I’m just over here waiting for my Beatles biopic, don’t mind me…
“Rocketman” is the telling of Sir Elton John’s career, from his days as a piano prodigy through his highs and lows as one of the world’s most famous musicians. Taron Egerton stars as John with Jamie Bell as his musical partner Bernie Taupin, Bryce Dallas Howard as his mother and Richard Madden as his manager/boyfriend John Reid. Dexter Fletcher directs.
Like quite a few biopics (especially when the subjects are still alive), “Rocketman” took a long time to get to the big screen. John shopped his story around beginning in 2001 and in 2014 it was set to star Tom Hardy. After that and other renditions fell through, Egerton was finally cast in the lead role last April and Dexter Fletcher, best known recently for finishing up filming on the Queen biopic “Bohemian Rhapspdy” after Bryan Singer was fired, was hired. The film then became notarized for being the first Hollywood production to feature a male gay sex scene (at John’s request that the film be an honest R and not watered-down PG-13 like “Bohemian”). And how is the finished product after all the blood, sweat and tears by John, Fletcher and company? I mean, solid and light enough.
Taron Egerton has been one of those actors that you keep rooting for and know he could be great because he burst onto the scene so brightly in 2014’s “Kingsmen: The Secret Service.” However he has since put out bland products and has been only moderately appealing himself (most recently for last year’s snoozer “Robin Hood” reboot), and him getting cast as John seemed like his final chance for most people. Lucky for us (and Egerton), his portrayal of Elton John is quite solid, full of cheeky British wit and dark and gloomy self-pity. He certainly is playing a caricature of John and not an actual Daniel Day-Lewis-esque reenactment of the singer, but that is alright. It lends itself to the magic, removed-from-reality take on John’s story the film plays with, and could possibly land him the number five slot in some award races next winter.
Also turning in solid work is Jamie Bell as John’s possible one true (albeit platonic) love, musical partner Bernie Taupin.

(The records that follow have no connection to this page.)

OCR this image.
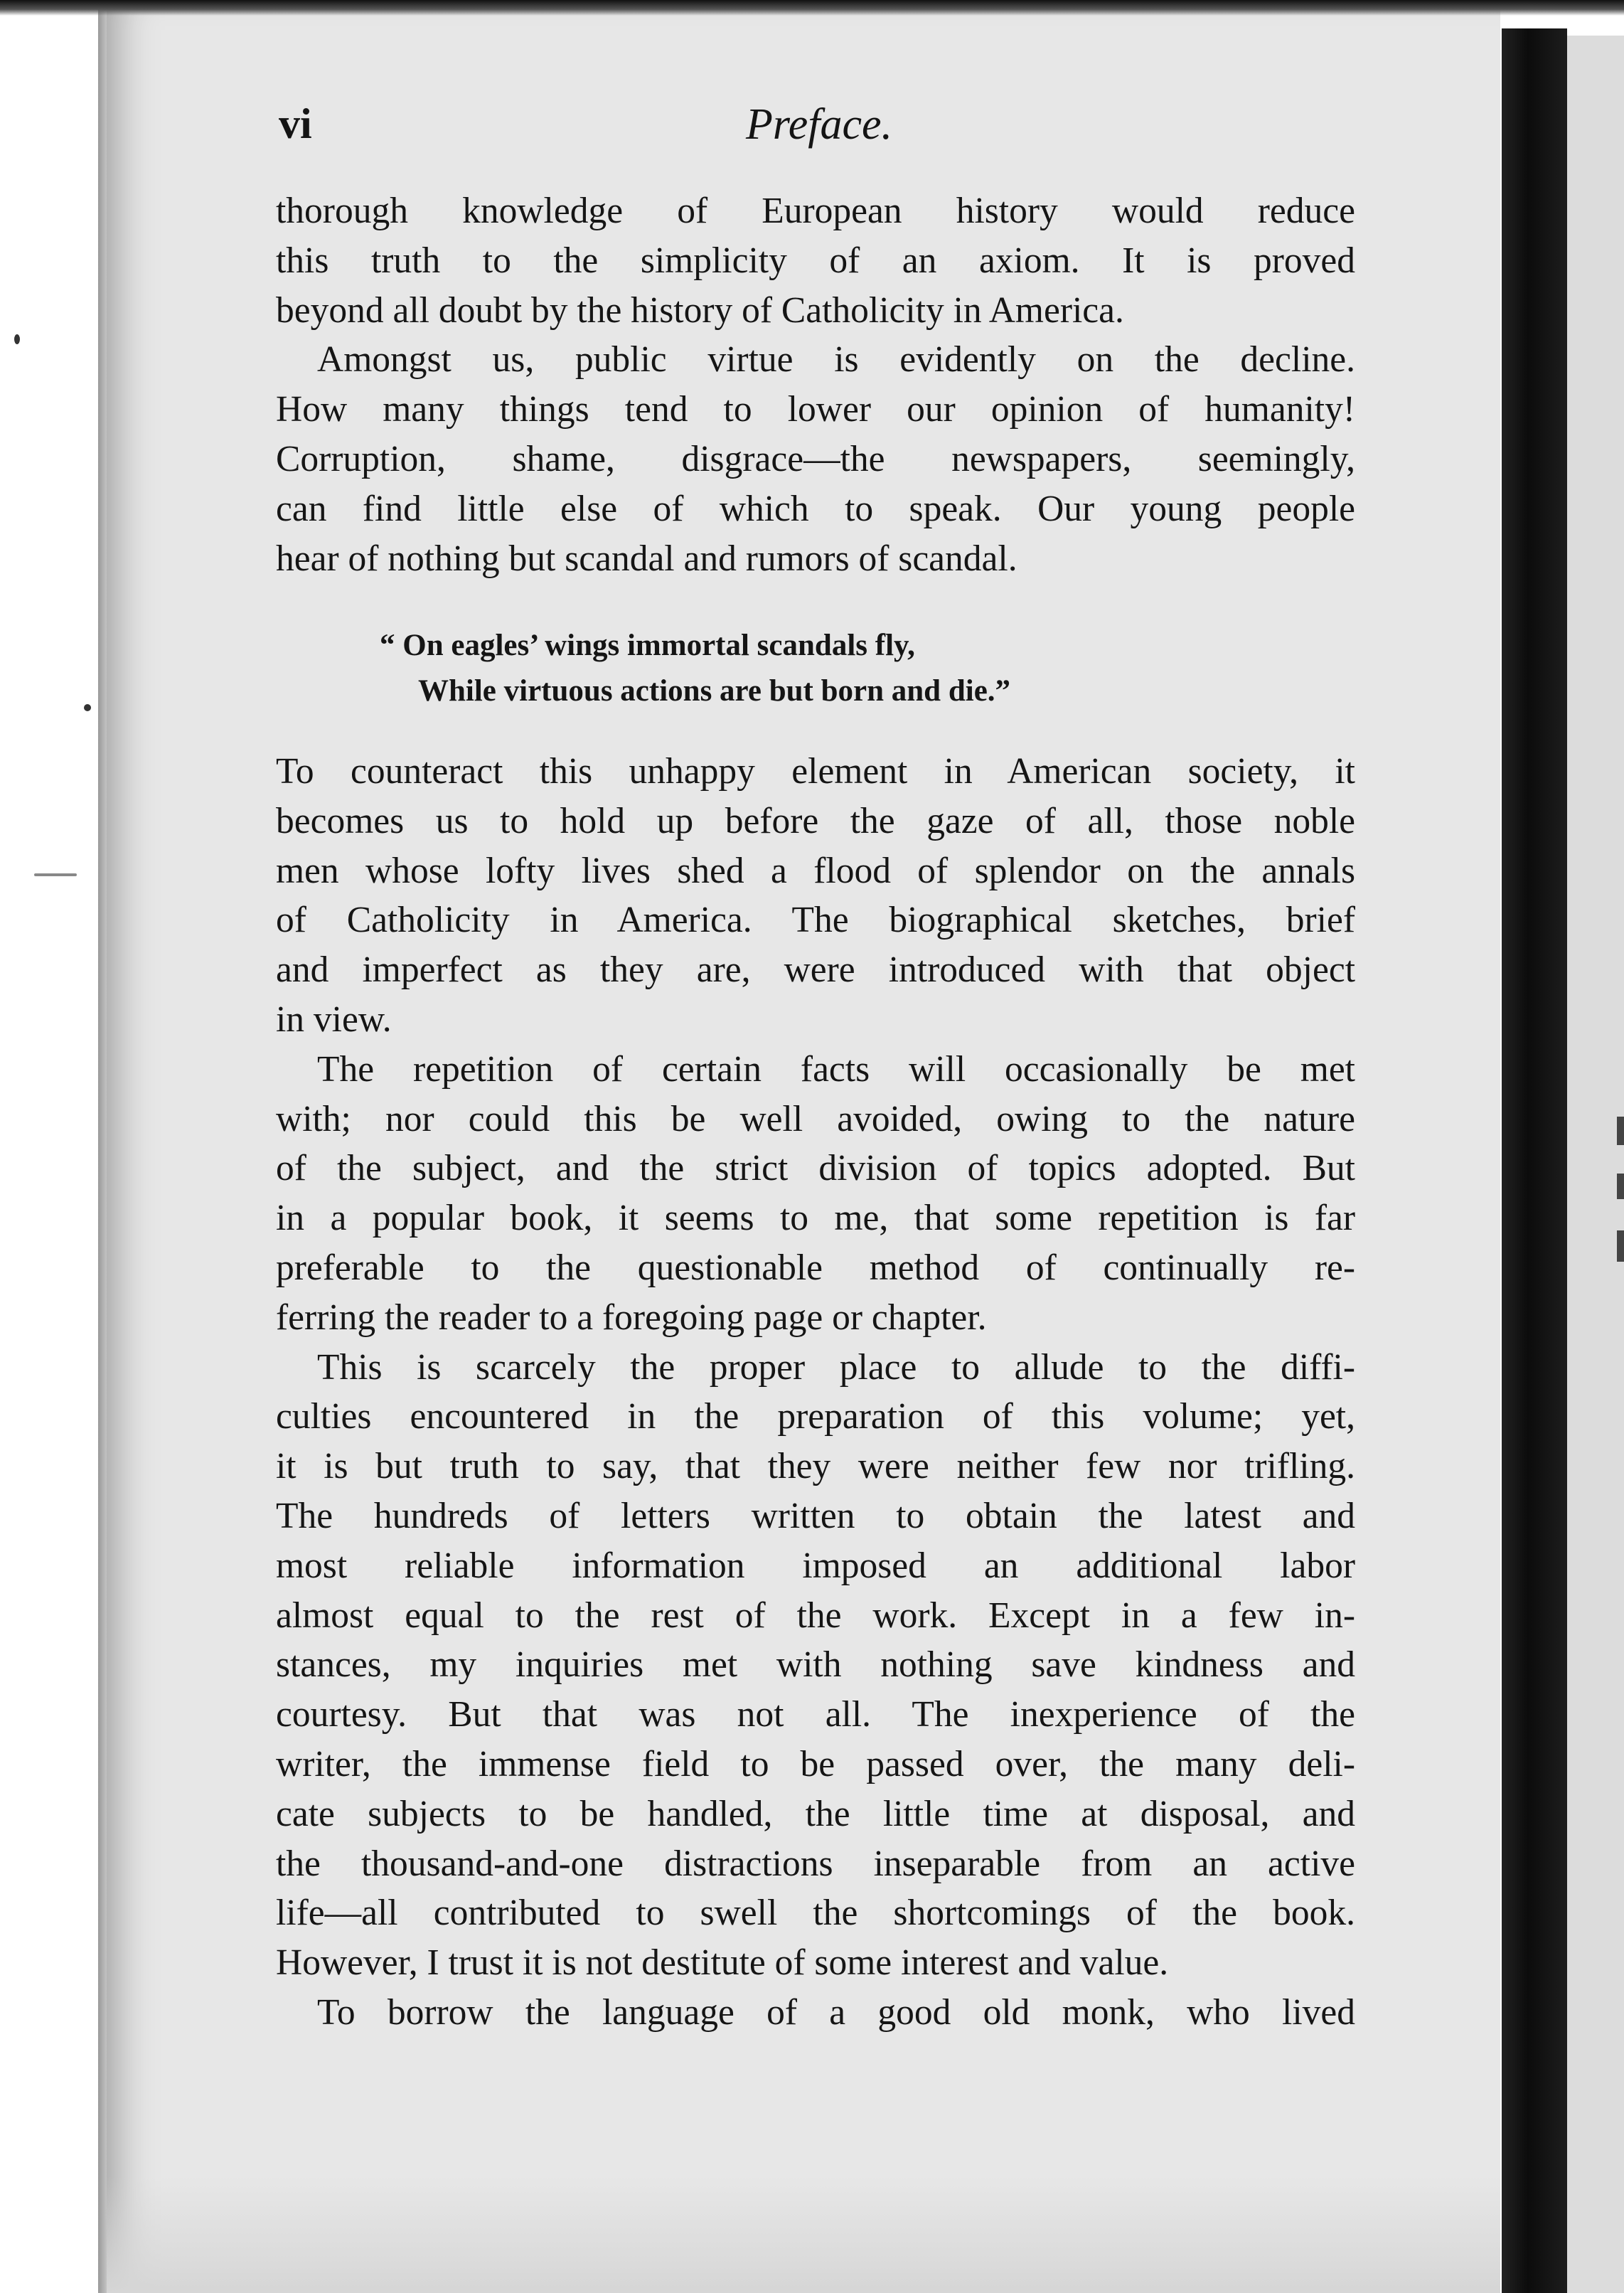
vi	Preface.
thorough knowledge of European history would reduce
this truth to the simplicity of an axiom. It is proved
beyond all doubt by the history of Catholicity in America.
Amongst us, public virtue is evidently on the decline.
How many things tend to lower our opinion of humanity!
Corruption, shame, disgrace—the newspapers, seemingly,
can find little else of which to speak. Our young people
hear of nothing but scandal and rumors of scandal.
“ On eagles’ wings immortal scandals fly,
While virtuous actions are but born and die.”
To counteract this unhappy element in American society, it
becomes us to hold up before the gaze of all, those noble
men whose lofty lives shed a flood of splendor on the annals
of Catholicity in America. The biographical sketches, brief
and imperfect as they are, were introduced with that object
in view.
The repetition of certain facts will occasionally be met
with; nor could this be well avoided, owing to the nature
of the subject, and the strict division of topics adopted. But
in a popular book, it seems to me, that some repetition is far
preferable to the questionable method of continually re-
ferring the reader to a foregoing page or chapter.
This is scarcely the proper place to allude to the diffi-
culties encountered in the preparation of this volume; yet,
it is but truth to say, that they were neither few nor trifling.
The hundreds of letters written to obtain the latest and
most reliable information imposed an additional labor
almost equal to the rest of the work. Except in a few in-
stances, my inquiries met with nothing save kindness and
courtesy. But that was not all. The inexperience of the
writer, the immense field to be passed over, the many deli-
cate subjects to be handled, the little time at disposal, and
the thousand-and-one distractions inseparable from an active
life—all contributed to swell the shortcomings of the book.
However, I trust it is not destitute of some interest and value.
To borrow the language of a good old monk, who lived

Taupin is the McCartney to John’s, well, John, and Bell conveys moments of understanding, heartache and joy without saying much. It is a subtle but effective supporting turn. Richard Madden is John’s boyfriend and manager John Reid (also known for managing Queen and appearing in “BoRap”). Just like in that film, Reid is not portrayed in the best of light, although here he is more of a genuine bad person instead of just a business-first manager. It’s a fine one-note performance by Madden, but we’ve seen it.
For years now people have complained that all biopics follow the same beats and story structures; John C. Reilly even made an entire film satirizing it with “Walk Hard: The Dewey Cox Story.” So “Rocketman” chooses to look at those complaints and turn them on their head, putting its musician in an actual musical. Characters break into song at dinner tables or sprint around neighborhoods as mailmen and dog walkers dance behind them, that sort of thing. Some of the sequences have such energy and passion that it really makes you hungry for what a Beatles biopic could be like. Most of the time the numbers work and are staged well, although on one or two occasions they seem out of place.
Also, for being an R-rated “hold nothing back” story of a rockstar’s life, the film feels pretty tame. It can be argued that if the sex scene was between a man and a woman it could possibly receive a PG-13 rating, and most of the time we see Elton doing drugs is just in montage. It isn’t until the final 20 minutes when suddenly everything gets pushed to the top of the pile, all the problems we only kind of saw pop out, so the film rushes to deal with them.
And speaking of rushing, there is no sense of time in this film. I think it is somewhat lazy when films use time stamps to explain the passage of time, but depending on how you use it it could be fine. “Rocketman” gives no date of when we are following four-year-old Elton and then the jumps around his career can seem jarring. There is a sequence that literally jumps four years in a matter of seconds, and I only know that time amount because I looked it up after; the film makes it seem like the literal next day.
“Rocketman” wins some points because of the songs it features (the titular “Rocket Man” song is one of the top 10 tracks ever recorded) and its guts to try something new with a worn genre. It may not perfectly stick the landing, but Egerton’s engaging performance and the flamboyant costumes keep you distracted when the story may not be.